As such counsel, we have examined such matters of fact and questions of law as we have considered appropriate for purposes of this letter. With your consent, we have relied upon certificates and other assurances of officers of the Company and others as to factual matters without having independently verified such factual matters. We are opining herein as to General Corporation Law of the State of Delaware and we express no opinion with respect to any other laws.

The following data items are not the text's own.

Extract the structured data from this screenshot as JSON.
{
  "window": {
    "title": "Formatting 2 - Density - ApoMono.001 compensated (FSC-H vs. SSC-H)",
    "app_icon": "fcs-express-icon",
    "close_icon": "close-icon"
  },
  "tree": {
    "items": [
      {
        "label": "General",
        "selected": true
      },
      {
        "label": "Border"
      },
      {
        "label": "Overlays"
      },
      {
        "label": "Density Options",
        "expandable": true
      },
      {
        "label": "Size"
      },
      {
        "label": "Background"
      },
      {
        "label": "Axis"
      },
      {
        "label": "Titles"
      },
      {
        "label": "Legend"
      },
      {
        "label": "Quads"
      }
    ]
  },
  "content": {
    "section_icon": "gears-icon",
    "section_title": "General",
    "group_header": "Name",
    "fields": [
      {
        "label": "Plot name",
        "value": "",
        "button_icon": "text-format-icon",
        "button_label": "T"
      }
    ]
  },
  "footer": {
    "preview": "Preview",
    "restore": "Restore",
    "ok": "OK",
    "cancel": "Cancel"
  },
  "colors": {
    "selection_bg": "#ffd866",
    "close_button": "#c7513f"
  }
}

Subject to the foregoing and the other matters set forth herein, it is our opinion that, as of the date hereof, the Shares and associated Rights have been duly authorized by all necessary corporate action of the Company, and, upon the issuance and delivery in the manner contemplated by the Agreement and Plan of Merger, dated as of February 10, 2009, among the Company, Ticketmaster Entertainment, Inc. and a Delaware limited liability company and wholly owned subsidiary of Live Nation, the Registration Statement and the Rights Agreement, the Shares and associated Rights will be validly issued, and the Shares will be fully paid and nonassessable. In rendering the foregoing opinion, we have assumed that the Company will comply with all applicable notice requirements regarding uncertificated shares provided in the General Corporation Law of the State of Delaware.


November 4, 2009

Page 2

LOGO

This letter assumes, with your consent, that the Board of Directors of the Company has acted in accordance with its fiduciary duties in adopting the Rights Agreement, and does not address whether the Board of Directors may be required to redeem or terminate, or take other action with respect to, the Rights in the future based on the facts and circumstances then existing. Moreover, this letter addresses corporate procedures in connection with the issuance of the Rights associated with the Shares, and not any particular provision of the Rights or the Rights Agreement. It should be understood that it is not settled whether the invalidity of any particular provision of a rights agreement or of rights issued thereunder would result in invalidating in their entirety such rights.

This opinion is for your benefit in connection with the Registration Statement and may be relied upon by you and by persons entitled to rely upon it pursuant to the applicable provisions of the Act. We consent to your filing this opinion as an exhibit to the Registration Statement and to the reference to our firm in the Prospectus under the heading “Legal Matters.” In giving such consent, we do not thereby admit that we are in the category of persons whose consent is required under Section 7 of the Act or the rules and regulations of the Commission thereunder.